Jack Ma, founder of Chinese e-commerce giant Alibaba, is resigning as chairman today and letting others take over. In his resignation letter, he passed on astoundingly good leadership advice. And it's great for everyone else, as well.
I usually avoid the "one thing will change your life" type of story or headline, but, in this case, it's warranted. Though the spirit of it permeates the letter, the last sentence of the fourth paragraph encapsulates it: "Because of physical limits on one's ability and energy, no one can shoulder the responsibilities of chairman and CEO forever."
His recognition is a statement of three intertwining principles:
- You can't do everything by yourself,
- you won't last forever, and
- for real success, your undertaking should be able to continue without you.
You can't do everything by yourself
U.S. society embraces a mythology of the self-made person. Come from nothing, the hero or heroine creates something great, facing all adversity alone, and ultimately conquers. Except that's never how it works.
Of course people who accomplish anything do so with great work on their part. But whether in schooling offered, the way you were raised, pre-existing national and global infrastructure, work of those who went before, or teams that help make a final vision possible and known to the world, there is always help.
It's like something Barack Obama said in 2012 that was taken badly out of context and made many people furious at the time: "You didn't build that." Here's the full statement:
There are a lot of wealthy, successful Americans who agree with me -- because they want to give something back. They know they didn't -- look, if you've been successful, you didn't get there on your own. You didn't get there on your own. I'm always struck by people who think, well, it must be because I was just so smart. There are a lot of smart people out there. It must be because I worked harder than everybody else. Let me tell you something -- there are a whole bunch of hardworking people out there.
If you were successful, somebody along the line gave you some help. There was a great teacher somewhere in your life. Somebody helped to create this unbelievable American system that we have that allowed you to thrive. Somebody invested in roads and bridges. If you've got a business -- you didn't build that. Somebody else made that happen. The internet didn't get invented on its own. Government research created the Internet so that all the companies could make money off the internet.
Business success depends on the employees doing all the things they need to do. Inspirational movies and theatrical productions don't happen because of one actor or director or writer or designer or crew member. If you build your own deck or even replace a washer in a faucet, you learned to do it somehow and the tools and methods you needed were all invented long ago.
Research in creativity and innovation points to the importance of interaction among people, whether formally or not, to bring together the unusual combination of ideas that spark something new.
No one can do everything by themselves.
You won't last forever
We are all mortal in that we all eventually die. Other things fall to the wayside as well: opportunities, interests, relationships, energy, and more. Ma may have found that he doesn't have the energy, health, or time to do justice to both the chairman and CEO positions.
Or perhaps he's tired of having done the same thing for years, just as he moved on from his previous profession as a teacher.

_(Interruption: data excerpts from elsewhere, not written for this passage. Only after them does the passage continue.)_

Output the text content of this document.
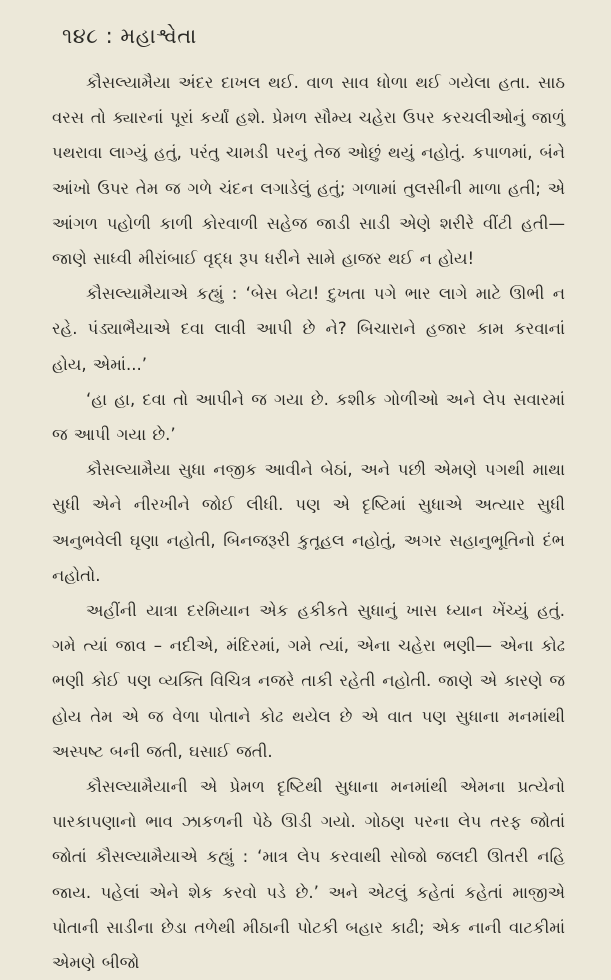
૧૪૮ : મહાશ્વેતા

કૌસલ્યામૈયા અંદર દાખલ થઈ. વાળ સાવ ધોળા થઈ ગયેલા હતા. સાઠ વરસ તો ક્યારનાં પૂરાં કર્યાં હશે. પ્રેમળ સૌમ્ય ચહેરા ઉપર કરચલીઓનું જાળું પથરાવા લાગ્યું હતું, પરંતુ ચામડી પરનું તેજ ઓછું થયું નહોતું. કપાળમાં, બંને આંખો ઉપર તેમ જ ગળે ચંદન લગાડેલું હતું; ગળામાં તુલસીની માળા હતી; એ આંગળ પહોળી કાળી કોરવાળી સહેજ જાડી સાડી એણે શરીરે વીંટી હતી— જાણે સાધ્વી મીરાંબાઈ વૃદ્ધ રૂપ ધરીને સામે હાજર થઈ ન હોય!

કૌસલ્યામૈયાએ કહ્યું : ‘બેસ બેટા! દુખતા પગે ભાર લાગે માટે ઊભી ન રહે. પંડ્યાભૈયાએ દવા લાવી આપી છે ને? બિચારાને હજાર કામ કરવાનાં હોય, એમાં...’

‘હા હા, દવા તો આપીને જ ગયા છે. કશીક ગોળીઓ અને લેપ સવારમાં જ આપી ગયા છે.’

કૌસલ્યામૈયા સુધા નજીક આવીને બેઠાં, અને પછી એમણે પગથી માથા સુધી એને નીરખીને જોઈ લીધી. પણ એ દૃષ્ટિમાં સુધાએ અત્યાર સુધી અનુભવેલી ઘૃણા નહોતી, બિનજરૂરી કુતૂહલ નહોતું, અગર સહાનુભૂતિનો દંભ નહોતો.

અહીંની યાત્રા દરમિયાન એક હકીકતે સુધાનું ખાસ ધ્યાન ખેંચ્યું હતું. ગમે ત્યાં જાવ – નદીએ, મંદિરમાં, ગમે ત્યાં, એના ચહેરા ભણી— એના કોઢ ભણી કોઈ પણ વ્યક્તિ વિચિત્ર નજરે તાકી રહેતી નહોતી. જાણે એ કારણે જ હોય તેમ એ જ વેળા પોતાને કોઢ થયેલ છે એ વાત પણ સુધાના મનમાંથી અસ્પષ્ટ બની જતી, ઘસાઈ જતી.

કૌસલ્યામૈયાની એ પ્રેમળ દૃષ્ટિથી સુધાના મનમાંથી એમના પ્રત્યેનો પારકાપણાનો ભાવ ઝાકળની પેઠે ઊડી ગયો. ગોઠણ પરના લેપ તરફ જોતાં જોતાં કૌસલ્યામૈયાએ કહ્યું : ‘માત્ર લેપ કરવાથી સોજો જલદી ઊતરી નહિ જાય. પહેલાં એને શેક કરવો પડે છે.’ અને એટલું કહેતાં કહેતાં માજીએ પોતાની સાડીના છેડા તળેથી મીઠાની પોટકી બહાર કાઢી; એક નાની વાટકીમાં એમણે બીજો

Frequently in the evolution of companies, an entrepreneurial founder starts as a jack-of-all-trades, add experts in specific areas, and eventually reaches a scope of business that is beyond his or her management abilities. In that case, the founder doesn't last forever, instead bringing on a replacement more suited to that role.
Build for the future
Real success incorporates a result that could outlast the founder. Otherwise, the activity could be anything, whether making a sandwich for lunch or mowing the lawn. Short-term activities may serve necessary roles, but they aren't important in a larger context.
If you aspire to action that has some importance -- even to create something remarkable -- then you have to think beyond yourself. Here's how Ma's letter explained it to shareholders, customers, and Aliren (employees):
Having been trained as a teacher, I feel extremely proud of what I have achieved. Teachers always want their students to exceed them, so the responsible thing to do for me and the company to do is to let younger, more talented people take over in leadership roles so that they inherit our mission "to make it easy to do business anywhere." Carrying out this mission in order to help small businesses, young people and women around the world is my passion. This is not only our intent from day one but I feel blessed to have this opportunity. To realize the dream behind this mission requires participation by a lot more people than just Jack Ma and persistent effort by generations of Aliren.
You find the best people you can to help, work with them to do better, and create structures that can last past your final participation. The fruits of your labors are more than the size of a bank account. It's in the existence of accomplishment in its own right.